The Future Fund was also created to cover public service pension liabilities. That fund is now custodian of over $150 billion worth of assets.
Dissolving pension liabilities is wise economic management. Australia’s problem is that this resolution took place at the expense of national capital works spending. Around this time, the state-owned utilities that had taken responsibility for the roll-out of post-war infrastructure – with their regular, predictable annual capital works budgets and their vast in-house planning and delivery offices – were on their last legs.
The loss of committed funding and the erosion of the utilities stalled infrastructure delivery at a time in Australian history when it was most needed. The urban infrastructure projects for coping with the acceleration of urban growth are only now coming on stream.
New funding streams have had to be found, led by a new round of state-based asset sell-offs – in New South Wales especially – and new models of private sector delivery, ownership and operation. Pretty much all new urban infrastructure projects in Australia are now some sort of private public partnership.
But, as this budget confirms, private sector involvement in infrastructure spending and delivery needs to be leveraged on the back of public funding and protected from project risk by a raft of government measures. An important risk amelioration measure involves decision-making technologies.
Here, the growing expertise within the federal government’s Infrastructure Australia unit is increasingly important. Established by the Rudd Labor government a decade ago, IA struggled for legitimacy for many years. Now we can see Infrastructure Australia’s priority lists – based on its independent assessments – dominating government budget announcements.

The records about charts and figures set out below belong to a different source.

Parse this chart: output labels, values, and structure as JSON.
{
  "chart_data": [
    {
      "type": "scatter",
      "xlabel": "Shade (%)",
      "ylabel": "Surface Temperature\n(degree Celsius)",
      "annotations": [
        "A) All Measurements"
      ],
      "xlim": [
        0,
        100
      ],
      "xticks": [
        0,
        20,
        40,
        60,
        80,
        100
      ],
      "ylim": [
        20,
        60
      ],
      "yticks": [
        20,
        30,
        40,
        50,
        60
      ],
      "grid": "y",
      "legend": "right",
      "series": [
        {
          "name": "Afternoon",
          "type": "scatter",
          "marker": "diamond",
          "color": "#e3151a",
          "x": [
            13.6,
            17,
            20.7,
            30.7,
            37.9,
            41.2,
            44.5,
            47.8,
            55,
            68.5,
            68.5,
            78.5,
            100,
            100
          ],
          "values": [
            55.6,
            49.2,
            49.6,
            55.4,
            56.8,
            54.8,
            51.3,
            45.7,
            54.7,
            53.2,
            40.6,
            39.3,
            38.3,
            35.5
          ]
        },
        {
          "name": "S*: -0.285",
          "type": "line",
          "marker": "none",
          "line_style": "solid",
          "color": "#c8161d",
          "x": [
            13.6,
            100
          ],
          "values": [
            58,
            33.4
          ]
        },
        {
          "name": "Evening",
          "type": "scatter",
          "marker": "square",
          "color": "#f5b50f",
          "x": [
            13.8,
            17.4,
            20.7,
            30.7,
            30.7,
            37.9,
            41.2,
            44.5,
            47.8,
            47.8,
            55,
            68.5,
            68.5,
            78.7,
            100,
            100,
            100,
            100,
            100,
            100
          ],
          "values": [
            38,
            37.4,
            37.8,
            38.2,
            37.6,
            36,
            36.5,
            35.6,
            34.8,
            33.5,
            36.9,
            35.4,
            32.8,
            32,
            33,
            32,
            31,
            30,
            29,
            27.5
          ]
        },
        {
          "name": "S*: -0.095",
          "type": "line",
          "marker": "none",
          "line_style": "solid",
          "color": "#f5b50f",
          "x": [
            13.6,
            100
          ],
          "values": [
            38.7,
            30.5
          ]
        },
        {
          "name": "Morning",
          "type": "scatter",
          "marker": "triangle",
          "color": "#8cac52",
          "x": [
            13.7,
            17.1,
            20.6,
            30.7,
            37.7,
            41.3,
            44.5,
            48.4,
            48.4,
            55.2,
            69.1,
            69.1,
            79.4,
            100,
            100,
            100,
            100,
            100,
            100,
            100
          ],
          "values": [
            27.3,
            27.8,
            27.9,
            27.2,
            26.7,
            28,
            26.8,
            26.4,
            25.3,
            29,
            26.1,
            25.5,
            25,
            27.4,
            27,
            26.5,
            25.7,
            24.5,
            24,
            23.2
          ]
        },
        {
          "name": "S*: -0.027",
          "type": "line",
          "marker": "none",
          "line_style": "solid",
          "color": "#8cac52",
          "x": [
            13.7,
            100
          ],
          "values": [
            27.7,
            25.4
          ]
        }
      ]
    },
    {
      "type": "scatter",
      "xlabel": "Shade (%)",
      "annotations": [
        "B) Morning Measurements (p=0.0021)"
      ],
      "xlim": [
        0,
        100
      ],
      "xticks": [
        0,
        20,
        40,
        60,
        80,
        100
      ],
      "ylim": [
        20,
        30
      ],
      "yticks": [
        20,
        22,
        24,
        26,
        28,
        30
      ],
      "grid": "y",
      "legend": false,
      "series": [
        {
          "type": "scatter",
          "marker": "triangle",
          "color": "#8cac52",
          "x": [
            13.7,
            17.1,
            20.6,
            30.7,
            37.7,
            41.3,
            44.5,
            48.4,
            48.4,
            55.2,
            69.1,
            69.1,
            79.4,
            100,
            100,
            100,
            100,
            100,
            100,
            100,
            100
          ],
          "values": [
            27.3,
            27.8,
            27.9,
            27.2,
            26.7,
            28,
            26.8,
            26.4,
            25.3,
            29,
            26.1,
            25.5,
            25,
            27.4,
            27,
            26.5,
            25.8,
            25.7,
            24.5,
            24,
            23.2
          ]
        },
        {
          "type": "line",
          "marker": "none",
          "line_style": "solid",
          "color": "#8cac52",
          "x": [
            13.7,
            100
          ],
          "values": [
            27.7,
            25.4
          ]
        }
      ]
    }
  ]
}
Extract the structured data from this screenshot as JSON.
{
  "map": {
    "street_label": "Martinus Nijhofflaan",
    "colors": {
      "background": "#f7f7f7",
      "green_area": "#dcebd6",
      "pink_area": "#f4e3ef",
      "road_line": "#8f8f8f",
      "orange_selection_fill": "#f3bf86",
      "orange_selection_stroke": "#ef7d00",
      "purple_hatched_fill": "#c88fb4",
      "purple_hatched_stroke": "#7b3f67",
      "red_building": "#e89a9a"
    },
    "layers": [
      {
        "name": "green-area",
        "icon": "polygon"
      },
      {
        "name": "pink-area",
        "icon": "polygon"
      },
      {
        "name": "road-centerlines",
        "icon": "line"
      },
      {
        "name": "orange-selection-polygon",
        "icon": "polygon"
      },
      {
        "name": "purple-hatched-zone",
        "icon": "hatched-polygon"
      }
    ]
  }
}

Indeed, the government’s ten-year Infrastructure Investment Pipeline is a very close reproduction of Infrastructure Australia’s national priority listing. Which is a good thing.
The problem, of course, is that rather than infrastructure steering urban growth, as would have been the case had the Howard Coalition government not dramatically lowered the level of national capital works spending, infrastructure spending now chases urban growth.
Not surprisingly, the Morrison government packages a bundle of roads spending as “urban congestion” measures, acknowledging that transport planning has been inadequate.
The concentration on roads spending also acknowledges that the millennial growth surge in our cities has been geographically perverse. Greenfields residential projects are rarely aligned to public transport systems. And jobs growth has been a mix of CBD obsession and suburban scatter.
The result is congestion of antiquated CBD-centric public transport systems and suburban journey-to-work patterns that make retrofitting of public transport an impossible task.
No doubt there will be criticism of this budget’s apparent obsession with roads spending. The unfortunate reality is that large sections of our cities are stuck with the roads-based configuration that was instilled into their DNA from the get-go. Roads – not rail – are the thoroughfares that define transport options across our new suburban areas into the future.
Getting used to road spending and having constructive things to say about road use are a major challenge.